O embate teve início após críticas feitas por Ratinho durante seu programa, quando questionou a escolha de Erika Hilton, uma mulher trans, para presidir a Comissão de Defesa dos Direitos da Mulher da Câmara dos Deputados. Na ocasião, o apresentador fez comentários sobre o que, segundo ele, definiria uma mulher, gerando forte repercussão.
A fala provocou reação imediata da deputada, que acusou o apresentador de transfobia e adotou medidas judiciais contra ele.
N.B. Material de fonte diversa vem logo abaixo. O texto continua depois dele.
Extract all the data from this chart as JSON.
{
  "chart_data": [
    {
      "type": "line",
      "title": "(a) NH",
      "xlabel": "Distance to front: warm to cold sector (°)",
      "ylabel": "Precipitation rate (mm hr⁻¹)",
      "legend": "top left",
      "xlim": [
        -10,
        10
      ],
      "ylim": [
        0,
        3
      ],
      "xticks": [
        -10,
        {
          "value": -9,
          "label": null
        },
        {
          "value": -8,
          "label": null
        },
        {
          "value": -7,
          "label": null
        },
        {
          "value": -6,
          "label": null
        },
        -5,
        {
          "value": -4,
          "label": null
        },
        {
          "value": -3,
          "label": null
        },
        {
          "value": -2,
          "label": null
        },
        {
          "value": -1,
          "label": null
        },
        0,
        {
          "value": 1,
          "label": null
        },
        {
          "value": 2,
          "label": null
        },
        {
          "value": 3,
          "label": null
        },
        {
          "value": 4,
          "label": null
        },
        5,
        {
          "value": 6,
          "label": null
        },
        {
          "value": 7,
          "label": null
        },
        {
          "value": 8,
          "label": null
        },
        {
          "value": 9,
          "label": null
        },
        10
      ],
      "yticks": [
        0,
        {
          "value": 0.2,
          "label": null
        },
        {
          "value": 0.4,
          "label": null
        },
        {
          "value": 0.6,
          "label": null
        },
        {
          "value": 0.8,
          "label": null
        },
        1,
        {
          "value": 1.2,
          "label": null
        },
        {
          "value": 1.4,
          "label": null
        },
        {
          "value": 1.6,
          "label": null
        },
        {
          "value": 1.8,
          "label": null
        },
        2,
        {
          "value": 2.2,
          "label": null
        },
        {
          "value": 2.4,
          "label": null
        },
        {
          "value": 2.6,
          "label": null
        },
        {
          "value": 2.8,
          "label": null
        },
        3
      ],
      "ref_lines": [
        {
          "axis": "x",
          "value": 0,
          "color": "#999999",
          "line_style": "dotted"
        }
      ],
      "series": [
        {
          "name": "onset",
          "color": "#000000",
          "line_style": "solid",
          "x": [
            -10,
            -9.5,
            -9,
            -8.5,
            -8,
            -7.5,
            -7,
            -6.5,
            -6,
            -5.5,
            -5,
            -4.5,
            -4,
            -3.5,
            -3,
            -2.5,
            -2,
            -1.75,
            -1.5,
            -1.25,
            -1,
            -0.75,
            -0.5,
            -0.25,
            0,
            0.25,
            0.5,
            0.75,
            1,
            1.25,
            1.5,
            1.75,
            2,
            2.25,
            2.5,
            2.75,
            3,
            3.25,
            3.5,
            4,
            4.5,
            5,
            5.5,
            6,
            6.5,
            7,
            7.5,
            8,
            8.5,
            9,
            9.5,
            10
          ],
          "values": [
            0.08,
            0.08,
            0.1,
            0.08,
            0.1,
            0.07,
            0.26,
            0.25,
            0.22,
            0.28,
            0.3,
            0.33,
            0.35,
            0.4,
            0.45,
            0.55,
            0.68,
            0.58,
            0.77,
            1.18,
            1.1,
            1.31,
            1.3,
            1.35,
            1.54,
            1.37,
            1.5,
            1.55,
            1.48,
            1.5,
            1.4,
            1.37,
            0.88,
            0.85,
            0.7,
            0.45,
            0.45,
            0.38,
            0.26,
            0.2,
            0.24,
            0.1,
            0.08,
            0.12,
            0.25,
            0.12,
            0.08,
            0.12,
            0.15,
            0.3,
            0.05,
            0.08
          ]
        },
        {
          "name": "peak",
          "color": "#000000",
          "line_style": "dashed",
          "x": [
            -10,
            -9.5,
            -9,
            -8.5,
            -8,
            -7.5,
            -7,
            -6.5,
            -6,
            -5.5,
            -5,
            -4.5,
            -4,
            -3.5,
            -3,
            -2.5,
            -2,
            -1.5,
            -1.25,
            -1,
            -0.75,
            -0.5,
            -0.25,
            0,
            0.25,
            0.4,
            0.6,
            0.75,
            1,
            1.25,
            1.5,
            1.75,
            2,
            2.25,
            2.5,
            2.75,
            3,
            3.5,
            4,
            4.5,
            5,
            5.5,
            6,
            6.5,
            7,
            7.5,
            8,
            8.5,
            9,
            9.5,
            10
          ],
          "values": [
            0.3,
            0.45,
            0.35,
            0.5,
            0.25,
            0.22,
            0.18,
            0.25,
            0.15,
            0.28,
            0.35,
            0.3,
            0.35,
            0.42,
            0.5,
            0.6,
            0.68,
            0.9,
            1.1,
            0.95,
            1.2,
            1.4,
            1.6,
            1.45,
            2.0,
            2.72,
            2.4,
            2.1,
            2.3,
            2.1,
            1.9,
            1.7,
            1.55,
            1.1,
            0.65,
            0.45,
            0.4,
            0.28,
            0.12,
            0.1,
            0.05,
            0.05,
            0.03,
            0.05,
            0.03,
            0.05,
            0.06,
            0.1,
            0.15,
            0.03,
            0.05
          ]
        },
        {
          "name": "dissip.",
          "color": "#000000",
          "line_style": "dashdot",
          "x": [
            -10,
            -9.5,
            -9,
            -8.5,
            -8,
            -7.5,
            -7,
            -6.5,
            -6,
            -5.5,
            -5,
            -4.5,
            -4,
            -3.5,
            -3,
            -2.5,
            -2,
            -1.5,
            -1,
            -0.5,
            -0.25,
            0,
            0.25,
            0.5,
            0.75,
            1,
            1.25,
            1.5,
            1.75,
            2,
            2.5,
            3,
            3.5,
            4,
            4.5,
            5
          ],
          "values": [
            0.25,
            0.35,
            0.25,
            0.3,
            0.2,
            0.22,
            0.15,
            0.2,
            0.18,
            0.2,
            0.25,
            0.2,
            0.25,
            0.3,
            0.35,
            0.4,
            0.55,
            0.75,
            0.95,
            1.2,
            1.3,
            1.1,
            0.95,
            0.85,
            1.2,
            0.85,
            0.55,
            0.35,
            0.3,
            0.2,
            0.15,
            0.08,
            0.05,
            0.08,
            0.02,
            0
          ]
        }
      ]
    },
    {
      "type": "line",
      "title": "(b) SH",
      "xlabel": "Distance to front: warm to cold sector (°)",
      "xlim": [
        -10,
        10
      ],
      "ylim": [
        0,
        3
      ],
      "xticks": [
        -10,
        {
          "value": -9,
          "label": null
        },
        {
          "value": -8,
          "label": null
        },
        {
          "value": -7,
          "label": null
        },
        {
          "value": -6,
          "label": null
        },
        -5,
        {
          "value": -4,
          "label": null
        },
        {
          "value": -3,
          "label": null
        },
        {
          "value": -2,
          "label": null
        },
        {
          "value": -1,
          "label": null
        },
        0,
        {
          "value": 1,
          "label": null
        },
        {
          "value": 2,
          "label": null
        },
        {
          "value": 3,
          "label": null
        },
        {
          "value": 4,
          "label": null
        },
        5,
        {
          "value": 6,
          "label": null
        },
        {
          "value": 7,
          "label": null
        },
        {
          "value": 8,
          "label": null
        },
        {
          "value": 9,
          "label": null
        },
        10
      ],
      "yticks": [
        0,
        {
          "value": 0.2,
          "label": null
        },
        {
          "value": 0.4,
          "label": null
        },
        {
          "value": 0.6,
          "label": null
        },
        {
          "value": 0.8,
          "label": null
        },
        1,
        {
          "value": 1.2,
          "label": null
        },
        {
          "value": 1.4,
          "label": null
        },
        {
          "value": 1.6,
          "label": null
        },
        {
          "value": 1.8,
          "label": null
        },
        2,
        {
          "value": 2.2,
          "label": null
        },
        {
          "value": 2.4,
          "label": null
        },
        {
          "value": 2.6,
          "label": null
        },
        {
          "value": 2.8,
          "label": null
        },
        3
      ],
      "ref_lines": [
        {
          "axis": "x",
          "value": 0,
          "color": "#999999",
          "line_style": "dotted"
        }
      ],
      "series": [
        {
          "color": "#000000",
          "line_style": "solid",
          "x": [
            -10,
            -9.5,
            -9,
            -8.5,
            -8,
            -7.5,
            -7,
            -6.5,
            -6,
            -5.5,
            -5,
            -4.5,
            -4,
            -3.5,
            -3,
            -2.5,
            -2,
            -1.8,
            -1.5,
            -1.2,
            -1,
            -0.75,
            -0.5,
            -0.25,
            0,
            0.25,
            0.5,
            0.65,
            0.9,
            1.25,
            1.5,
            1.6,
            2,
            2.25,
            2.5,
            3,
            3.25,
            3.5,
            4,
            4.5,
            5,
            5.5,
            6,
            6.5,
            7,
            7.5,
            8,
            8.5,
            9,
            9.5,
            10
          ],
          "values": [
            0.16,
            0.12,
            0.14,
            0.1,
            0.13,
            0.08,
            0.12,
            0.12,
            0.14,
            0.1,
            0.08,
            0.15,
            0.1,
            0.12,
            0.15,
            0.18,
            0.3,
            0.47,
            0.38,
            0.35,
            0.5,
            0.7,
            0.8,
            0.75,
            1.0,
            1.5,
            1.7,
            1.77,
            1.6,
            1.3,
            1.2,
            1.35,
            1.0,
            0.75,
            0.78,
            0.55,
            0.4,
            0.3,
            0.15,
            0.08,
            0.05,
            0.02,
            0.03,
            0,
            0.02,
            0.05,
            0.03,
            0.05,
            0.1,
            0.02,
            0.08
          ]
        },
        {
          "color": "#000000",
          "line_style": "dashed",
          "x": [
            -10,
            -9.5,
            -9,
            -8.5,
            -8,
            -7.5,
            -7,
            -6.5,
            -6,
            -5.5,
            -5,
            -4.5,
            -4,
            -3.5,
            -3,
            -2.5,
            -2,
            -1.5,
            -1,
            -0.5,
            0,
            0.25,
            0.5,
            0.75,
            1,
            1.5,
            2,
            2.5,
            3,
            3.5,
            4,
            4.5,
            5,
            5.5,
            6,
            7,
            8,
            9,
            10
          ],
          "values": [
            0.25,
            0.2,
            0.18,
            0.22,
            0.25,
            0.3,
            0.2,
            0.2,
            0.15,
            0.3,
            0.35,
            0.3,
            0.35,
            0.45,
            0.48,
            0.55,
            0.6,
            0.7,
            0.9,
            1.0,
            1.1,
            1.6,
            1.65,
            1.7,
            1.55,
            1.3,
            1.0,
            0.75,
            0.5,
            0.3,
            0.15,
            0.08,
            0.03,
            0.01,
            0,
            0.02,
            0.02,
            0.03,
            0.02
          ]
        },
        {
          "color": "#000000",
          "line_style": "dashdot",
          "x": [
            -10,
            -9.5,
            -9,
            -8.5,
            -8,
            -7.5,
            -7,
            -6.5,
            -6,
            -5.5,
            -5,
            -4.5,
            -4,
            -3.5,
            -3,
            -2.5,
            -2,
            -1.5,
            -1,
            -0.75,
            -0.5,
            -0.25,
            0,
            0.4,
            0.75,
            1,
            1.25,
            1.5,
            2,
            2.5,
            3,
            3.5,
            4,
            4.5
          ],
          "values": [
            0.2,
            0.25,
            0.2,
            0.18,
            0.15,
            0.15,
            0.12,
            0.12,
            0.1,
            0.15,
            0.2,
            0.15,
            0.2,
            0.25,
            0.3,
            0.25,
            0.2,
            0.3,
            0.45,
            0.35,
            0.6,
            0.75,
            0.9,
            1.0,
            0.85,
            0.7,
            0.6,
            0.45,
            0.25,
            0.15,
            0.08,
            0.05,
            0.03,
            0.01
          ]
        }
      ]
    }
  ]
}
Além de acionar a esfera criminal, Hilton também entrou com um pedido de indenização por danos morais no valor de R$ 10 milhões e solicitou ao Ministério das Comunicações a suspensão do programa comandado por Ratinho.
Agora, o apresentador responde com uma interpelação judicial, instrumento previsto no artigo 144 do Código Penal, que permite a quem se considera ofendido solicitar explicações formais antes de eventual processo. Na ação, Ratinho questiona especificamente uma publicação da parlamentar em que ela o chamou de “rato”, afirmando: “Eu sou e sempre serei uma mulher. Este apresentador é, e sempre será, um rato”.
A interpelação não tem caráter punitivo imediato, mas busca esclarecer se houve intenção de ofensa que possa configurar crimes como injúria ou difamação. Caso as explicações não sejam apresentadas ou consideradas insuficientes pela Justiça, o caso pode evoluir para uma ação penal.
Até o momento, a assessoria de Erika Hilton não se manifestou sobre a nova iniciativa judicial. O episódio reforça o clima de tensão entre figuras públicas em debates sobre identidade de gênero e liberdade de expressão, agora ampliado para o campo jurídico.